The ReshardingCoordinator relies on an exception being thrown and its .onError() handler being called to trigger its _shardsvrAbortReshardCollection flow. However, the ReshardingCoordinator fails to read the current state of the coordinator document to trigger the _shardsvrAbortReshardCollection flow when an earlier config server primary had already decided the resharding operation must abort. The lack of the .onError() handler being called leads the ReshardingCoordinator to attempt to commit the resharding operation anyway. This is severely problematic because the resulting collection will be incomplete and inconsistent (i.e. lost writes).

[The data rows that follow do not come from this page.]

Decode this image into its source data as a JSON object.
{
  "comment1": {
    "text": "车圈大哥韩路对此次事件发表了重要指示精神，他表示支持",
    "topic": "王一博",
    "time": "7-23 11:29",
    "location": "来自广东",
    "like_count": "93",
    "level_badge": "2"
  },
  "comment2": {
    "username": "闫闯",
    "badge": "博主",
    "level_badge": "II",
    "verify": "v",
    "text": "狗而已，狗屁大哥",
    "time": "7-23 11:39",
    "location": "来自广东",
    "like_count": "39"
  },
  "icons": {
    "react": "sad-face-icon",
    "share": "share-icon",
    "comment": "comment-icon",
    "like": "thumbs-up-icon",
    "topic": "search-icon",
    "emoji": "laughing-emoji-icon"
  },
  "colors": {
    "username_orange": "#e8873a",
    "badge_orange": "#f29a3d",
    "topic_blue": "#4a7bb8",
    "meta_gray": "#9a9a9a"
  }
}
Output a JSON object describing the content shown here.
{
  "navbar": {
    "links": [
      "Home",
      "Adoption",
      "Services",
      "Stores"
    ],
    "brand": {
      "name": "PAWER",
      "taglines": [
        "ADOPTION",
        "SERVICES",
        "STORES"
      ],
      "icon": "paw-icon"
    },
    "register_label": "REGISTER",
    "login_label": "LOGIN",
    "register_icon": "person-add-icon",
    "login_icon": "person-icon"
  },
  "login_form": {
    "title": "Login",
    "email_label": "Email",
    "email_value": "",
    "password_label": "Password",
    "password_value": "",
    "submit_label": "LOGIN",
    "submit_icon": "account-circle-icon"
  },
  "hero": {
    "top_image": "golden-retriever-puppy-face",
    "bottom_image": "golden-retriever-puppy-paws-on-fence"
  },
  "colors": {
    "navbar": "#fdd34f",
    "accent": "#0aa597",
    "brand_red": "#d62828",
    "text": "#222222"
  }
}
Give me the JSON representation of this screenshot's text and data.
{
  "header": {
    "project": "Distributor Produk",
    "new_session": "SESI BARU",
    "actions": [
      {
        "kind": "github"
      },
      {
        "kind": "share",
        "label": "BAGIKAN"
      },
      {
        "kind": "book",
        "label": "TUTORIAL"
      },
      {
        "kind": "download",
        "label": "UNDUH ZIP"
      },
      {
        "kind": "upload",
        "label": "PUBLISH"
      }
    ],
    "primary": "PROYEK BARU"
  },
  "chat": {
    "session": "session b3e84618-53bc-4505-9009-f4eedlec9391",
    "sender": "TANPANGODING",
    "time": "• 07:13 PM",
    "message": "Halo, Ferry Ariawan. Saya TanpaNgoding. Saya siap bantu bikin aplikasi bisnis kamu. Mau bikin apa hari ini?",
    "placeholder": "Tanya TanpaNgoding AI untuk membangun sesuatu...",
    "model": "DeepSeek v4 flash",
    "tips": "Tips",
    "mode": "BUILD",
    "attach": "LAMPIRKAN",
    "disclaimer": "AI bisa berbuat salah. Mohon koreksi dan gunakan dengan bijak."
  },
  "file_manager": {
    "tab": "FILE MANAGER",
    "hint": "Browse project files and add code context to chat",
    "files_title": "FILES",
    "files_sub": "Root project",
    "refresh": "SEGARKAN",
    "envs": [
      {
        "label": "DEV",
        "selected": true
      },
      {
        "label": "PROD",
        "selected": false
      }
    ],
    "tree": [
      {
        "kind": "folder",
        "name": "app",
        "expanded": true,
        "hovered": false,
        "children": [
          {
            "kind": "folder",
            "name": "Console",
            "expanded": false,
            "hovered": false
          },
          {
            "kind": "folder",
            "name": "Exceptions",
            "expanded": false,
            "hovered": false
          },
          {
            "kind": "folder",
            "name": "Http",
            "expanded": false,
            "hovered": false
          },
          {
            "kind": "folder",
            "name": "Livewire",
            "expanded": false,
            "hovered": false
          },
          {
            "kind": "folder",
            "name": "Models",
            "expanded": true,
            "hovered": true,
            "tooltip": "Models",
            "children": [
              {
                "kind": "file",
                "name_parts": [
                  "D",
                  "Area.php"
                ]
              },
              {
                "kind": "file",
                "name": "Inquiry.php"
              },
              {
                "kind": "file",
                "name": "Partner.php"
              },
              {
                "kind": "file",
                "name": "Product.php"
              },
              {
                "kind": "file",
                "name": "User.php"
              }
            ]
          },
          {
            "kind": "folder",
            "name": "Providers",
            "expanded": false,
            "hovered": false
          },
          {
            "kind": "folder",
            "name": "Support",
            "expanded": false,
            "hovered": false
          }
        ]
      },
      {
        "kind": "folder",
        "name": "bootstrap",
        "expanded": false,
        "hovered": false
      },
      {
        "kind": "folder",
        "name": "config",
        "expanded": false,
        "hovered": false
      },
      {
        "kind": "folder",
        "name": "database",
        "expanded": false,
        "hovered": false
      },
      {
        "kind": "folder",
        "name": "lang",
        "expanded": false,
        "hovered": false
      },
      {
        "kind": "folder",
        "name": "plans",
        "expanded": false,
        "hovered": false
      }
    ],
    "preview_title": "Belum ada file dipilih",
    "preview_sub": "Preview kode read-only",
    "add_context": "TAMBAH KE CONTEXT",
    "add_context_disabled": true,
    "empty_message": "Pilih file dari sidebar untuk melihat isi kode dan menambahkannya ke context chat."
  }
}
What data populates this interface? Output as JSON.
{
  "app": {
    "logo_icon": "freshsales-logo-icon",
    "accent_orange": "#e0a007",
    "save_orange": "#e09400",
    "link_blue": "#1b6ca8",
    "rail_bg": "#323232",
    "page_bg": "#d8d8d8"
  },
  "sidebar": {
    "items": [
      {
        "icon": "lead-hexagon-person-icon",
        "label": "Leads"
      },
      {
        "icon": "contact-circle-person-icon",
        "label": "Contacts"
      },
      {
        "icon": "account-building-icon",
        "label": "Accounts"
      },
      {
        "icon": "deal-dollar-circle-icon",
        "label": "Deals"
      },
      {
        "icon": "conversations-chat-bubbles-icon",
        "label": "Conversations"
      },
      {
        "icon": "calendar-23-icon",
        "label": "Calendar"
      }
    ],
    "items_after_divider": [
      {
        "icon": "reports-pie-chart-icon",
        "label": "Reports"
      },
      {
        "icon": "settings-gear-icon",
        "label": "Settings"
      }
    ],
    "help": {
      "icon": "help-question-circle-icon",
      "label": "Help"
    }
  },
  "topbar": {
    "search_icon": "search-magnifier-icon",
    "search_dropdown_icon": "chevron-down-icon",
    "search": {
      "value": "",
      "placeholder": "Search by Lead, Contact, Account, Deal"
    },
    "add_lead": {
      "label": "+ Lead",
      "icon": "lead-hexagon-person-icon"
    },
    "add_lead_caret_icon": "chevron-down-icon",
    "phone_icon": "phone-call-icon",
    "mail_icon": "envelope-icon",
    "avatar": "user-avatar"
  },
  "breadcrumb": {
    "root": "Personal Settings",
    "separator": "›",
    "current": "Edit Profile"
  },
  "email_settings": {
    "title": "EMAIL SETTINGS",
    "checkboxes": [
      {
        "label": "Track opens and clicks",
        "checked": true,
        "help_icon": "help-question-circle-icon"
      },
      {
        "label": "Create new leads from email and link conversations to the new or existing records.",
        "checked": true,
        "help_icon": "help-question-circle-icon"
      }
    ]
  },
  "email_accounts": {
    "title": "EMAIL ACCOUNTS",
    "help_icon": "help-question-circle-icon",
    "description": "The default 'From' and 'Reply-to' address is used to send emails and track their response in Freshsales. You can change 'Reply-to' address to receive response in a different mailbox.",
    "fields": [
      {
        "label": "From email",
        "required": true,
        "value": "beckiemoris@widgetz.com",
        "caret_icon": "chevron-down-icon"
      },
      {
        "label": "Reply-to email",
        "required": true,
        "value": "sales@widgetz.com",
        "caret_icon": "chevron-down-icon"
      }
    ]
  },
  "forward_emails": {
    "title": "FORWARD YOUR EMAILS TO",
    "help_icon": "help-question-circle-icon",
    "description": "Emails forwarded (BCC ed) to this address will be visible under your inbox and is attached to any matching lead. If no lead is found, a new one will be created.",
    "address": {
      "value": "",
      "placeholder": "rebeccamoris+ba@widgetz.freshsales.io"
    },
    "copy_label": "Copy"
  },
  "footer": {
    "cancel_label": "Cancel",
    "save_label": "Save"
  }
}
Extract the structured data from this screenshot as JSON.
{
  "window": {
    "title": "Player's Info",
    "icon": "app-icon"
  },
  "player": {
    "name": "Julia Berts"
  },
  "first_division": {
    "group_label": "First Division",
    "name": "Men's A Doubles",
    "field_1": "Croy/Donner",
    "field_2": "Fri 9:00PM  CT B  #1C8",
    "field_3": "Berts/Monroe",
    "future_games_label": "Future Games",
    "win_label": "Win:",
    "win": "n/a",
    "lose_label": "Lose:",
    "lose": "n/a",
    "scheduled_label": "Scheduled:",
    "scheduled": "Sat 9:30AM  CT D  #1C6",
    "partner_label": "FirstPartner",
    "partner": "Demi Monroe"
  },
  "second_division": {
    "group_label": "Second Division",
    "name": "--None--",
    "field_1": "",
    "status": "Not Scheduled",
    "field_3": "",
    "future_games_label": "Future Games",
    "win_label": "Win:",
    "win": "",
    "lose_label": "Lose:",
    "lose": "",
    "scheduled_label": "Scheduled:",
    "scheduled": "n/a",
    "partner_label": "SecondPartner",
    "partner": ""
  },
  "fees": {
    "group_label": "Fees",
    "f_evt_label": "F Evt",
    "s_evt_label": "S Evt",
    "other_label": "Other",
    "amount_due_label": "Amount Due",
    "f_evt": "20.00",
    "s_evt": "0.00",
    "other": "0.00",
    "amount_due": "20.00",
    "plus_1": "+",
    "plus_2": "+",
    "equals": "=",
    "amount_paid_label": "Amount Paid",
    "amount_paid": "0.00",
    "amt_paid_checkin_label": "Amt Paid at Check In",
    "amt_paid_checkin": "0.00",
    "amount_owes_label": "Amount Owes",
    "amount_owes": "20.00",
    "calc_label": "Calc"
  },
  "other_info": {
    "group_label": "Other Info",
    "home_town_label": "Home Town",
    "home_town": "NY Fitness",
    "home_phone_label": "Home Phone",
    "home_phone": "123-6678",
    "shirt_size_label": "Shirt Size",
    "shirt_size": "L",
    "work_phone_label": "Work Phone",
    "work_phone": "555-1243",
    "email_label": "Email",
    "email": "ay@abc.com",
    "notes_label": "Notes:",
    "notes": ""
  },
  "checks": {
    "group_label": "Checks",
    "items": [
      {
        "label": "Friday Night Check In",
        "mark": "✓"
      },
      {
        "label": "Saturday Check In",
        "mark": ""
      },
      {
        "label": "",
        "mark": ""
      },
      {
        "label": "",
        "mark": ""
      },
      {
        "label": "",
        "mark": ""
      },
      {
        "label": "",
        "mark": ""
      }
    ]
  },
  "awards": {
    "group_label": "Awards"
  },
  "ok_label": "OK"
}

- Shards which had already received the _shardsvrAbortReshardCollection command from the earlier config server primary's resharding coordinator may have dropped the temporary resharding collection already. These shards effectively ignore the _shardsvrCommitReshardCollection command.
- Other shards which erroneously receive the _shardsvrCommitReshardCollection command will rename the temporary resharding collection over the source collection.
- Even shards which voted to abort to abort resharding operation (e.g. unrecoverable error during collection cloning or oplog application) can still rename the temporary resharding collection over the source collection.
- However shards which aren't in the "strict-consistency" state (recipient role) and aren't in the "blocking-writes" state (donor role) will reject the _shardsvrCommitReshardCollection command. The ReshardCollectionInProgress error response returned to the resharding coordinator will lead the config server primary to fassert(). While the fassert(5277000) is an indicator of this issue occurring, it isn't guaranteed that any shards will still be in a state to detect the resharding coordinator having delivered different decisions to different shards.
Thank you to chuck.zhang for discovering this issue while working on the automation restore procedure (which has the config server being started up in the aborting state for the resharding operation).